I went to Tucson in November, to gather with my sisters at my mom’s house for Thanksgiving. While there, I worked on the project, finally getting a peek inside a part of the National Park System that I had been been attempting to see all year: the Western Archeological and Conservation Center, a place containing millions of pieces of American history, shipped there from parks all over the West to be preserved and restored.

Getting a tour inside the nondescript building, located in an office park not far from downtown and typically not open to the public, was fascinating. And the story of some of the items there will fit in nicely with the project, serving as a way to delve into the issues of budgets and funding. But what I’ll remember most about November happened after that tour — scattering my mom’s ashes in the desert and atop Mt. Lemmon and returning to Jacksonville

I got a one-way ticket to Tucson. And when everyone else got back on planes, I got in my mom’s van, a 2001 Pleasure-Way Traverse. Chris Burns, a friend in Jacksonville, agreed to fly to Tucson and make the drive back with me. A few months earlier I had been dreading such a long drive. But as I began to plan this, I started to look forward to the idea of having one simple goal each day: cover a bunch of miles and maybe see a few things along the way. With Chris along for the drive, it turned out to be a relaxing and memorable piece to this year — everything from one night spent camping in a Walmart parking lot in El Paso to another night at Big Bend National Park.

Here’s the column I wrote about the trip (and a few photos from the road trip).

When I was given a fellowship last fall, allowing me to spend a year traveling to national parks, my mom immediately made an offer. I could use her van for the year.

She bought the Pleasure-Way Traverse in 2001. It’s basically a Ford E-250 converted into a campervan. She put 100,000 miles on it, some on drives from Arizona to Jacksonville with her dog, Max, and partner, Abe. Mom never was a vehicle person, but she sure loved this one.

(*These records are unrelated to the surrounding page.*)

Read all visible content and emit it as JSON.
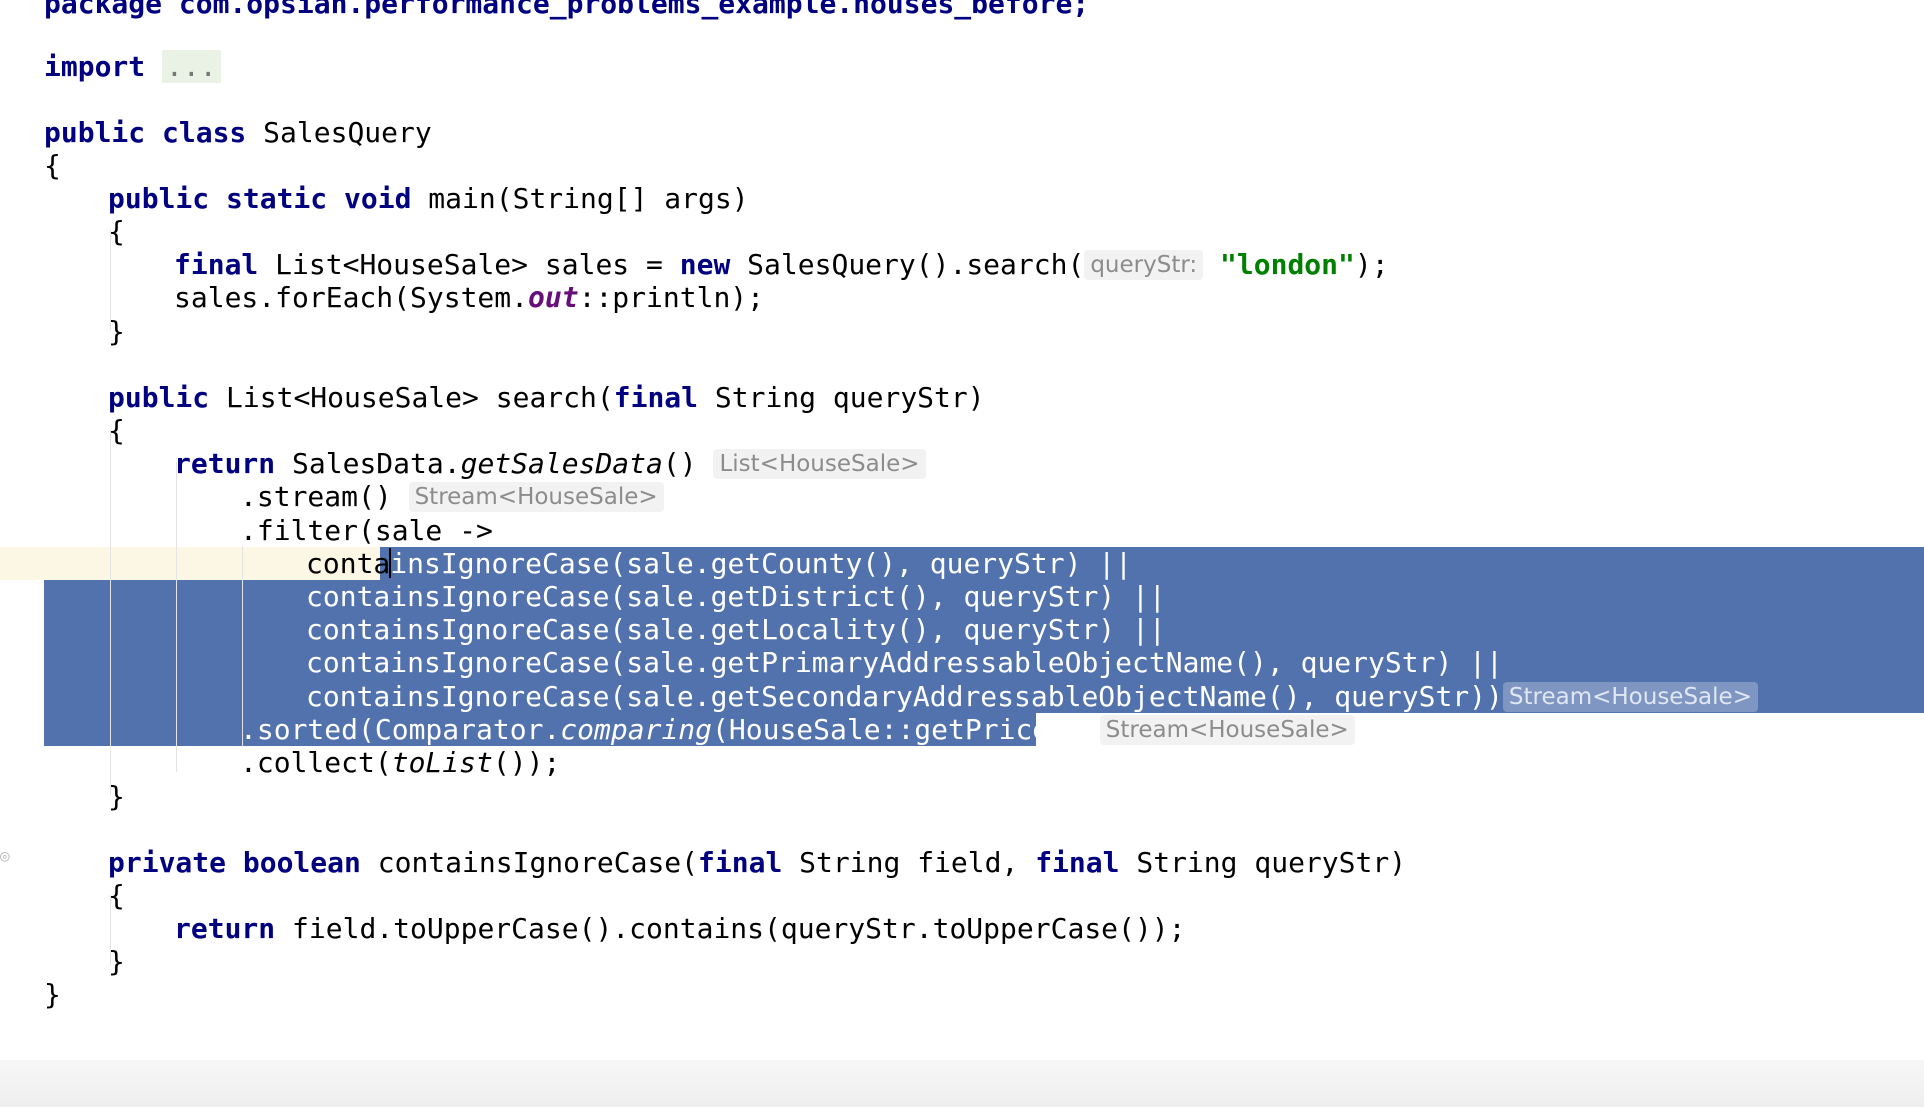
{
  "editor": {
    "package_line": "package com.opsian.performance_problems_example.houses_before;",
    "import_keyword": "import",
    "import_fold": "...",
    "class_decl": {
      "mods": "public class",
      "name": " SalesQuery"
    },
    "brace_open": "{",
    "brace_close": "}",
    "main_decl": {
      "mods": "public static void",
      "rest": " main(String[] args)"
    },
    "final_line": {
      "kw1": "final",
      "mid": " List<HouseSale> sales = ",
      "kw2": "new",
      "call": " SalesQuery().search(",
      "hint": "queryStr:",
      "arg": "\"london\"",
      "end": ");"
    },
    "foreach_line": {
      "pre": "sales.forEach(System.",
      "field": "out",
      "post": "::println);"
    },
    "search_decl": {
      "kw1": "public",
      "mid": " List<HouseSale> search(",
      "kw2": "final",
      "end": " String queryStr)"
    },
    "return_line": {
      "kw": "return",
      "pre": " SalesData.",
      "method": "getSalesData",
      "post": "()",
      "hint": "List<HouseSale>"
    },
    "stream_line": {
      "code": ".stream()",
      "hint": "Stream<HouseSale>"
    },
    "filter_line": ".filter(sale ->",
    "contains_lines": {
      "l1_pre": "conta",
      "l1_sel": "insIgnoreCase(sale.getCounty(), queryStr) ||",
      "l2": "containsIgnoreCase(sale.getDistrict(), queryStr) ||",
      "l3": "containsIgnoreCase(sale.getLocality(), queryStr) ||",
      "l4": "containsIgnoreCase(sale.getPrimaryAddressableObjectName(), queryStr) ||",
      "l5": "containsIgnoreCase(sale.getSecondaryAddressableObjectName(), queryStr))",
      "l5_hint": "Stream<HouseSale>"
    },
    "sorted_line": {
      "pre": ".sorted(Comparator.",
      "method": "comparing",
      "post": "(HouseSale::getPrice))",
      "hint": "Stream<HouseSale>"
    },
    "collect_line": {
      "pre": ".collect(",
      "method": "toList",
      "post": "());"
    },
    "private_decl": {
      "kw1": "private boolean",
      "mid": " containsIgnoreCase(",
      "kw2": "final",
      "mid2": " String field, ",
      "kw3": "final",
      "end": " String queryStr)"
    },
    "return2_line": {
      "kw": "return",
      "rest": " field.toUpperCase().contains(queryStr.toUpperCase());"
    }
  }
}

So I thanked her for her offer, but said my plan was to travel by plane. I think I said that I didn’t want to waste time driving.

This year has reminded me about quite a few things. Plans change. Life is short. And there’s something to be said for a long drive.

When Mom got cancer and realized she was dying, she said she wanted her kids to have her vehicles, a red Jeep and the silver van. One of my sisters said she wanted the Jeep.  My other sister already had a camper. So did I want the van? No, I said. I didn’t know where I’d keep it. And, although I didn’t say this, I dreaded the idea of driving it cross-country.

But in June, while in Yellowstone, I changed my mind. I called my mom’s house. Mom wasn’t able to talk on the phone by then. But my sister relayed the message. And she said Mom got a big smile.

So that’s how I ended up with a one-way plane ticket to Tucson. We gathered for Thanksgiving, scattering Mom’s ashes in Saguaro National Park and atop a nearby mountain where, 16 years earlier, we had scattered Dad’s ashes. Then a couple of days later, when everyone else got back on planes, I got on the road.

Chris Burns, a friend in Jacksonville, offered to fly to Tucson and help with the task of driving back to Florida. As grateful as I was for his offer, I kept trying to give him an out. And he kept insisting he wanted to do it, that it would be enjoyable, maybe even fun.

And it was.

When I was growing up, we made all kinds of long drives. It doesn’t seem like Americans do that as much anymore. I know I don’t. And that’s too bad. It’s not just that you see things on a drive that you’d never see on a flight. It’s how the road unfolds slowly, how it forces you to adjust to its pace, how the unplanned is a part of the plan.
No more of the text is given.